The uncertainty about the fate of relatives is paralyzing, says Ahmed al-Muhairi, a local tribal leader. His father and uncle are also missing. “The family still hopes they will return,” he says. But the probability of that happening is zero, he believes. “That's why we don't talk about what happened to them. The topic is taboo.”

Al-Muhairi believes his relatives will probably never be found. He has already asked various government agencies – without results. “The authorities prefer to forget what happened,” he says.

Sad farewell: Yazidi women at a mass funeral of IS victims, December 2021

Discrimination to the grave?

Many of the unexamined mass graves are in Sunni areas. The IS itself refers to Sunni Islam.
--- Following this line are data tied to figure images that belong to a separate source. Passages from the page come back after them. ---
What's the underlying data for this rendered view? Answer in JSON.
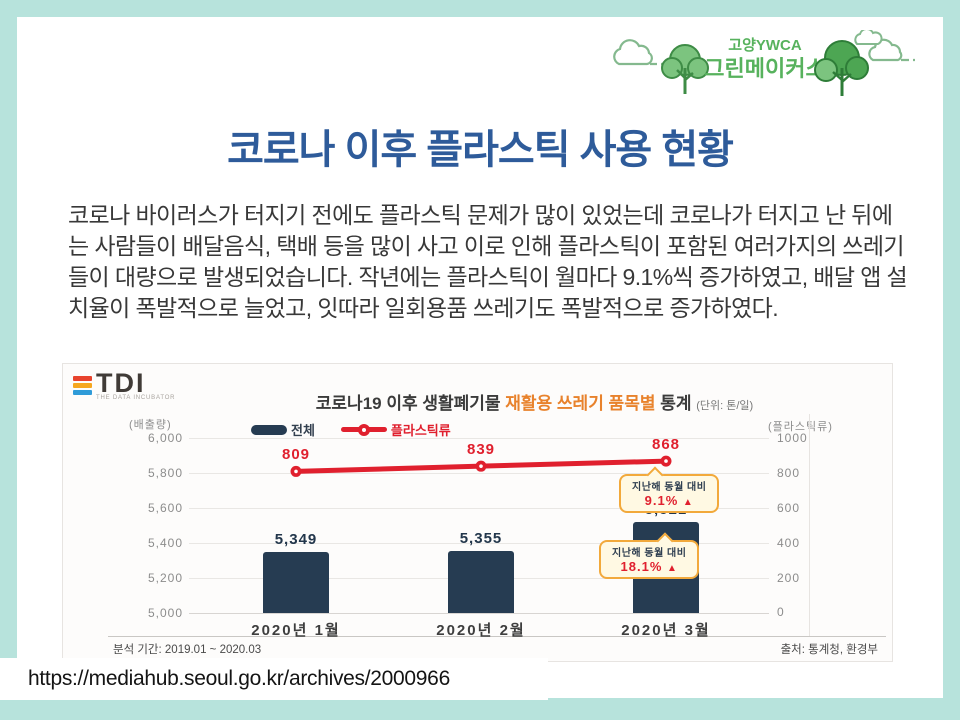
{
  "slide": {
    "title": "코로나 이후 플라스틱 사용 현황",
    "body_text": "코로나 바이러스가 터지기 전에도 플라스틱 문제가 많이 있었는데 코로나가 터지고 난 뒤에는 사람들이 배달음식, 택배 등을 많이 사고 이로 인해 플라스틱이 포함된 여러가지의 쓰레기들이 대량으로 발생되었습니다. 작년에는 플라스틱이 월마다 9.1%씩 증가하였고, 배달 앱 설치율이 폭발적으로 늘었고, 잇따라 일회용품 쓰레기도 폭발적으로 증가하였다.",
    "source_url": "https://mediahub.seoul.go.kr/archives/2000966",
    "title_color": "#2E5B9A",
    "border_color": "#B7E3DC"
  },
  "logo": {
    "org_line1": "고양YWCA",
    "org_line2": "그린메이커스",
    "text_color": "#57B25D"
  },
  "chart": {
    "brand": {
      "name": "TDI",
      "tagline": "THE DATA INCUBATOR"
    },
    "title_prefix": "코로나19 이후 생활폐기물 ",
    "title_highlight": "재활용 쓰레기 품목별",
    "title_suffix": " 통계 ",
    "title_unit": "(단위: 톤/일)",
    "left_axis_label": "(배출량)",
    "right_axis_label": "(플라스틱류)",
    "annotations": [
      {
        "line1": "지난해 동월 대비",
        "value": "9.1%",
        "arrow": "▲"
      },
      {
        "line1": "지난해 동월 대비",
        "value": "18.1%",
        "arrow": "▲"
      }
    ],
    "footer_left": "분석 기간: 2019.01 ~ 2020.03",
    "footer_right": "출처: 통계청, 환경부",
    "bar_color": "#263C52",
    "line_color": "#E0202E",
    "highlight_color": "#E8822C"
  },
  "chart_data": {
    "type": "bar",
    "title": "코로나19 이후 생활폐기물 재활용 쓰레기 품목별 통계",
    "unit": "톤/일",
    "categories": [
      "2020년 1월",
      "2020년 2월",
      "2020년 3월"
    ],
    "series": [
      {
        "name": "전체",
        "type": "bar",
        "axis": "left",
        "values": [
          5349,
          5355,
          5521
        ],
        "color": "#263C52"
      },
      {
        "name": "플라스틱류",
        "type": "line",
        "axis": "right",
        "values": [
          809,
          839,
          868
        ],
        "color": "#E0202E"
      }
    ],
    "left_axis": {
      "label": "(배출량)",
      "min": 5000,
      "max": 6000,
      "ticks": [
        6000,
        5800,
        5600,
        5400,
        5200,
        5000
      ]
    },
    "right_axis": {
      "label": "(플라스틱류)",
      "min": 0,
      "max": 1000,
      "ticks": [
        1000,
        800,
        600,
        400,
        200,
        0
      ]
    },
    "annotations": [
      {
        "target": "플라스틱류 2020년 3월",
        "text": "지난해 동월 대비 9.1% ▲"
      },
      {
        "target": "전체 2020년 3월",
        "text": "지난해 동월 대비 18.1% ▲"
      }
    ],
    "legend_position": "top",
    "grid": true,
    "analysis_period": "2019.01 ~ 2020.03",
    "source": "통계청, 환경부"
  }
}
But that hasn't stopped his militias from killing Sunni Muslims.

Iraq's Sunnis often complain that their remains are hardly ever exhumed – with a similar argument as with regard to the Yazidi IS victims: Mass graves, which presumably contained Shiite IS victims, have long been different from Sunni victims mostly exhumed. Discrimination against others is felt here even after death.

The uncertainty about the fate of the disappeared is not only grueling for relatives. It also has some economic implications. The widow of Mohammed's missing brother, for example, has returned to her parents' house with the couple's children. So far she has been waiting in vain for a state widow's pension. This is because the Iraqi government only pays once the death of her husband is proven.

“There are hundreds, if not thousands, of families who are missing loved ones,” said the governor of the province of Ninewa, Najm Jibouri, recently. The provincial capital of Nineveh, Mosul, was also occupied by IS. Accordingly, there are also mass graves there. “The survivors continue to be concerned. Therefore, we must immediately identify all the bodies in these mass graves,” said Jibouri.